The singer as you have never seen her before

There’s never been a music documentary like “I Am: Celine Dion,” a strangely compelling yet confusing mix of “Spinal Tap,” “Sunset Boulevard” and a harrowing medical journey. A day after watching it, I’m still not sure what I actually think of it.

Show business documentaries often claim that we’ve never seen their star like this before. In this case, that’s true. In fact, I don’t think a major star has ever been filmed in such an exposed and vulnerable situation. We see the Canadian superstar in the midst of a medical emergency, her body convulsing, her hands twisted, her limbs frozen, her teeth bared, tears streaming from her eyes as she moans in audible pain.
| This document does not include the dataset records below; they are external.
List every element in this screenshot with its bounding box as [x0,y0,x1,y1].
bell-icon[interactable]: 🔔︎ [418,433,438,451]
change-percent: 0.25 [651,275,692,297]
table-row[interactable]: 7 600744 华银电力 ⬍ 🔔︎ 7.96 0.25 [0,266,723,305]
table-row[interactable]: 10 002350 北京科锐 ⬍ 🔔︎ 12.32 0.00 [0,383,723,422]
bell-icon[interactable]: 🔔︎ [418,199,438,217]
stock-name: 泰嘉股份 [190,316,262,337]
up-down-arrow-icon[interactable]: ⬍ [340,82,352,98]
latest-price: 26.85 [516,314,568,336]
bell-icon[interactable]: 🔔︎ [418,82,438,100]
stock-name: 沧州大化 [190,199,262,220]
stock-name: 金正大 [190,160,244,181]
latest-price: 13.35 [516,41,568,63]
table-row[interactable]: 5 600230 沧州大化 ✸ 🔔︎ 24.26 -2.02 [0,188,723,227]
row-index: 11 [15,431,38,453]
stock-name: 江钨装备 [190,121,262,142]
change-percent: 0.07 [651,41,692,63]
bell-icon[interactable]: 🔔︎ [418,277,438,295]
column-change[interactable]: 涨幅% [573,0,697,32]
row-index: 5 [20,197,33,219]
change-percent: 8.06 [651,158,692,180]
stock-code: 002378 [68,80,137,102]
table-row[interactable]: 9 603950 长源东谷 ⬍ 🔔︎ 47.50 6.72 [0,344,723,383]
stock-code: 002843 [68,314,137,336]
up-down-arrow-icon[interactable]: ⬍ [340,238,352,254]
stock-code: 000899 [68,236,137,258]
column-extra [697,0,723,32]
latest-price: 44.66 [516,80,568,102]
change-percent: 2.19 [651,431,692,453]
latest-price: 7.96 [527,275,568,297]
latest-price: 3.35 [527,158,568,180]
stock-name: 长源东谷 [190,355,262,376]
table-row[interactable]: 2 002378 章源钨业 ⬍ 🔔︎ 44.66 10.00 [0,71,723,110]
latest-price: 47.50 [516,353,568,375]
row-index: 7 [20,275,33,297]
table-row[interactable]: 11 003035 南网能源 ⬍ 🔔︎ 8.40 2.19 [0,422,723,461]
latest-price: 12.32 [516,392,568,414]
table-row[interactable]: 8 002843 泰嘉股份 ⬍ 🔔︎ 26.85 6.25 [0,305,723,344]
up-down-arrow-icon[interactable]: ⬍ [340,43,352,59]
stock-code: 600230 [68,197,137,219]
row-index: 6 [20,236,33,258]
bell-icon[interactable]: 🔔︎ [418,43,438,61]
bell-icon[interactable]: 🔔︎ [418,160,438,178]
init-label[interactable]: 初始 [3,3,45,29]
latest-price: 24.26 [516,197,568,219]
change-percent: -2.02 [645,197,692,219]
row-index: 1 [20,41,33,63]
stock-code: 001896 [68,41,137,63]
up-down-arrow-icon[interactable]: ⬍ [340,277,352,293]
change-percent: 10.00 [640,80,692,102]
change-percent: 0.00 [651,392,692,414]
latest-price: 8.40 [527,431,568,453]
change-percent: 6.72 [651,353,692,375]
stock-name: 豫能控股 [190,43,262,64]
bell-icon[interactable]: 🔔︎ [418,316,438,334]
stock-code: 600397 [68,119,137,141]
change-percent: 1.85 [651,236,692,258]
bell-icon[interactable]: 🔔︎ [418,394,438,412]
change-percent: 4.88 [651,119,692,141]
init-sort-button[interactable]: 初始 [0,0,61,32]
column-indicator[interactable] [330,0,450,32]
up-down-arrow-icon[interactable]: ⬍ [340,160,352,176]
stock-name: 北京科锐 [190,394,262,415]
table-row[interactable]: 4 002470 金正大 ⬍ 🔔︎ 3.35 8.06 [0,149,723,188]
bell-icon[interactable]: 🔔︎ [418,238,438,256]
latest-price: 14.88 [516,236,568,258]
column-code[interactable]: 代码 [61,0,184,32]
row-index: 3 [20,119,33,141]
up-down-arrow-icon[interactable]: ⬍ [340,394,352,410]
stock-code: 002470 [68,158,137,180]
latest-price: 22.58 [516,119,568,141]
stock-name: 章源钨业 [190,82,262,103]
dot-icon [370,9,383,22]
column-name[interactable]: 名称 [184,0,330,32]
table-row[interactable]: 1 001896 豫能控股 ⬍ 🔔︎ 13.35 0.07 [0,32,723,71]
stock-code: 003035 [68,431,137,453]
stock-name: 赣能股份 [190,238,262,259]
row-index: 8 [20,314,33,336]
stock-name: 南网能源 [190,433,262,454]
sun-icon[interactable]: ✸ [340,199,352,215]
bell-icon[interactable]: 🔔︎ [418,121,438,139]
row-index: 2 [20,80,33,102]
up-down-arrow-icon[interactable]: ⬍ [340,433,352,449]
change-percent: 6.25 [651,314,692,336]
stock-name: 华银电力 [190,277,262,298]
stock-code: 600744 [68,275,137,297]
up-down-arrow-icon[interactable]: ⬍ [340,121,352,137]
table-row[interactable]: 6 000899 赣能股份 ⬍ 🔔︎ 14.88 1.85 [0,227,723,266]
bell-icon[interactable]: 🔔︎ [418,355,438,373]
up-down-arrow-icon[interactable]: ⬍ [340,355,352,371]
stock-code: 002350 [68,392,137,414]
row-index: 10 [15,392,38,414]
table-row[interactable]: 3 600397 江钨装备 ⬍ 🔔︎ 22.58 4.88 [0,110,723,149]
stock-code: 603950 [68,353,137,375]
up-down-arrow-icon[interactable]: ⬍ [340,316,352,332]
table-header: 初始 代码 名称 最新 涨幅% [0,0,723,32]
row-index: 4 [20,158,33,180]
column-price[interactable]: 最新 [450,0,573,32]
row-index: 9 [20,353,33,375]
In 2021, the 54-year-old was diagnosed with stiff person syndrome, a rare neurological disorder that affects only one in a million people and attacks the muscles, causing spasms, stiffness, breathing problems and chronic pain. Crucially for one of the most famous and technically gifted singers of our time, it affects her voice, which is prone to spasms and changes in range and timbre, exacerbated by a loss of lung power. “My voice was the conductor of my life,” Dion tells the camera in one of her many candid and emotional interviews, speaking slowly and deliberately. “Music… I miss it very much.”

That’s an understatement. The gravity of her loss permeates the entire film. Stripped of her extraordinary vocal abilities, Dion is seen in the midst of a full-blown existential crisis, trying to figure out who she is if not a singer. Without makeup, with a simple bob in her hair, granny glasses on her nose, and looking much older than the glamorous image usually presented to the public, the star veers dangerously between despair, denial, and defiance that this version of her life and self is over.

The film was shot over a year, in late 2021 and 2022, during the final stages of the Covid pandemic. The star seems disoriented and isolated, living in a sterile, luxurious mansion in the desolate Nevada desert, where he is attended to by masked and taciturn staff. The only other people we really meet are her two spoiled and harmlessly nice twin sons, Eddy and Nelson (both 11 at the time), who are strapped into either VR headsets or immersive video game chairs.